AELP withdraws from the governance of the Education and Training Foundation


The Board of the Association of Employment and Learning Providers (AELP) has decided that AELP should formally withdraw from the sector ownership of the Education and Training Foundation (ETF) and that AELP should give up its representation on the ETF Board with immediate effect.

The Board carefully considered AELP’s continued involvement in the ETF following a review of the Foundation’s mission and information received about its future direction of travel and narrower remit agreed between the Department for Education (DfE) and the ETF’s leadership.

AELP recognises that the DfE is the primary funder of the ETF, but the received information suggests that the Foundation is no longer an organisation run by the FE and skills sector for the sector. Unfortunately in our view, the ETF is now little different from the government improvement agencies that preceded it and failed (FEDA, LSDA, QIA and LSIS), not helped by the fact that its new remit appears almost exclusively focused on mainstream FE provision. This is in stark contrast to the original aims of John Hayes, the former skills minister behind the ETF’s establishment, who wrote in a ministerial foreword of July 2012 that it was ‘crucial’ that the new body should be “truly of the sector, by the sector and for the sector”.

Following the recent review, the ETF’s highly successful Future Apprenticeships programme is being discontinued at a time when the levy has got off to a less than auspicious start, there are hundreds of new providers in the apprenticeship market and most of the workforce in the sector is having to change and develop. AELP is therefore bewildered and extremely frustrated that a strong focus on work based learning, including apprenticeships, will now be absent under the Foundation’s new remit.

The AELP Board is disappointed that it has had to arrive at its decision. The sector owned concept behind the Foundation’s creation was much better than the ones previously established. As its annual reviews have testified, some of the ETF programmes have been very effective. However in the light of recent developments and despite the best efforts of the AELP’s nominated Trustees on the ETF Board to secure a better outcome to the body’s review, the AELP Board feels it best for all concerned that AELP withdraws from the Foundation’s governance.
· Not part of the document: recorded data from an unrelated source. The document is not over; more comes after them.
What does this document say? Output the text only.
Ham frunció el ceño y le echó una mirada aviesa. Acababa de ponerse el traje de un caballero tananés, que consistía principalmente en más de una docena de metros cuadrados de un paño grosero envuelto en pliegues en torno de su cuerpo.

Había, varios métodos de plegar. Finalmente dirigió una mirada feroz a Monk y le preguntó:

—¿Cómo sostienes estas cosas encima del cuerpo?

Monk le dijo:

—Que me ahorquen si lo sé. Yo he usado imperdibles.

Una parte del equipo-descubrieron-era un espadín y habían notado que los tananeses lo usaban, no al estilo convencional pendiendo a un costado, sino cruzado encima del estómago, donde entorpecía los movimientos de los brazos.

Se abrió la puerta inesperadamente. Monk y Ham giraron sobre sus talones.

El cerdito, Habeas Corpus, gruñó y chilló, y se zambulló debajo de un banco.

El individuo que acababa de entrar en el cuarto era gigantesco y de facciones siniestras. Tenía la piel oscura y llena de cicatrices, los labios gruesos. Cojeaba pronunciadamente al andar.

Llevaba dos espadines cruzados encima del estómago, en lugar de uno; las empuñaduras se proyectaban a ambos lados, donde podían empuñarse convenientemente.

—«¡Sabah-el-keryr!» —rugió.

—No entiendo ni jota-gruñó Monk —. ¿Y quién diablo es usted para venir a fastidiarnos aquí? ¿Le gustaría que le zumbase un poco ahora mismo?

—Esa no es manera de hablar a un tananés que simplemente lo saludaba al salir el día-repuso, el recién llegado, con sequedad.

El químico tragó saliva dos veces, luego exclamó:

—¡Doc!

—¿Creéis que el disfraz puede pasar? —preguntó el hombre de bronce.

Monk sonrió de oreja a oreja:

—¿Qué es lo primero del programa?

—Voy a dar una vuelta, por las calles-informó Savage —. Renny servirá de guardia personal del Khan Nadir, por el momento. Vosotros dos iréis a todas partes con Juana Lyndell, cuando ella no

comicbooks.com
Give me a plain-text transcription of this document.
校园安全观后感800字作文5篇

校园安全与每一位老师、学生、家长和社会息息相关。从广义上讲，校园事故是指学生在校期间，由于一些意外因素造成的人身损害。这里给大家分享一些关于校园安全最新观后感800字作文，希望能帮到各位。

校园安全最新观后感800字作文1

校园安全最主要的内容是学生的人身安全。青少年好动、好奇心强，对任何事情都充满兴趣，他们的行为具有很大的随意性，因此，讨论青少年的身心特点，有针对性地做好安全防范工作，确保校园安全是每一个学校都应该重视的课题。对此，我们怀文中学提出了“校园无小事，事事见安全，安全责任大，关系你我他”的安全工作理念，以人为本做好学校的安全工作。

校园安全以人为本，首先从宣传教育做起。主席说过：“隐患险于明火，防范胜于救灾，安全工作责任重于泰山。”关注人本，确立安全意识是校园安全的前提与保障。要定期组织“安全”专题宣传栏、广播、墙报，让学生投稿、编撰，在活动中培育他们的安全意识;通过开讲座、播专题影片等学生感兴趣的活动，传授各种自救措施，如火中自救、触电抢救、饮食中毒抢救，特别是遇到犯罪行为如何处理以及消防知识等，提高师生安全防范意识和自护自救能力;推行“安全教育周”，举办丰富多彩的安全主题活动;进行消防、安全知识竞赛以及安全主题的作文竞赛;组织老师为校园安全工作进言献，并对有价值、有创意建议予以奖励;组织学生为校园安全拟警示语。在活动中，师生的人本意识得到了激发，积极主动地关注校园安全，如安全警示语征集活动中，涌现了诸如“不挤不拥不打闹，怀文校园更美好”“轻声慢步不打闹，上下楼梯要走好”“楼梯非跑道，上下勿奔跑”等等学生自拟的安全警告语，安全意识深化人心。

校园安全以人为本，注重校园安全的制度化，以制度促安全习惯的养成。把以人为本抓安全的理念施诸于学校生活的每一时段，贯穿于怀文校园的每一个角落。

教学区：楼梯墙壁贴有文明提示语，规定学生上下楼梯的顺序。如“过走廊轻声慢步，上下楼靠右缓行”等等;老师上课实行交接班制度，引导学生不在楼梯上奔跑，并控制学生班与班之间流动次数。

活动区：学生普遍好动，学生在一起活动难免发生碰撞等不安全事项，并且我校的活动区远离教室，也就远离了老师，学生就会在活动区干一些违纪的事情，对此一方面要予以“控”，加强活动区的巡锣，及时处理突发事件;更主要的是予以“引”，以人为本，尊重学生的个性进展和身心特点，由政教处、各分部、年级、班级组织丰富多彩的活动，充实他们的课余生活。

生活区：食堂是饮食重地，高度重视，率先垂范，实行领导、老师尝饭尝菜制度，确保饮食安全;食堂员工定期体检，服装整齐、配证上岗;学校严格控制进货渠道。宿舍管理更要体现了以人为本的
The Board will be happy for AELP to explore working with the ETF when the Foundation is offering programmes that are relevant to our members and on terms that reflect the input of AELP and its regional networks. In the meantime, the Board believes that the DfE should provide AELP members directly or through AELP the share of ETF funding work based learning providers deserve to purchase CPD for their workforce which will make a difference in achieving the government’s overall aims of improving UK productivity, driving forward social mobility and satisfying any post-Brexit labour market shortages.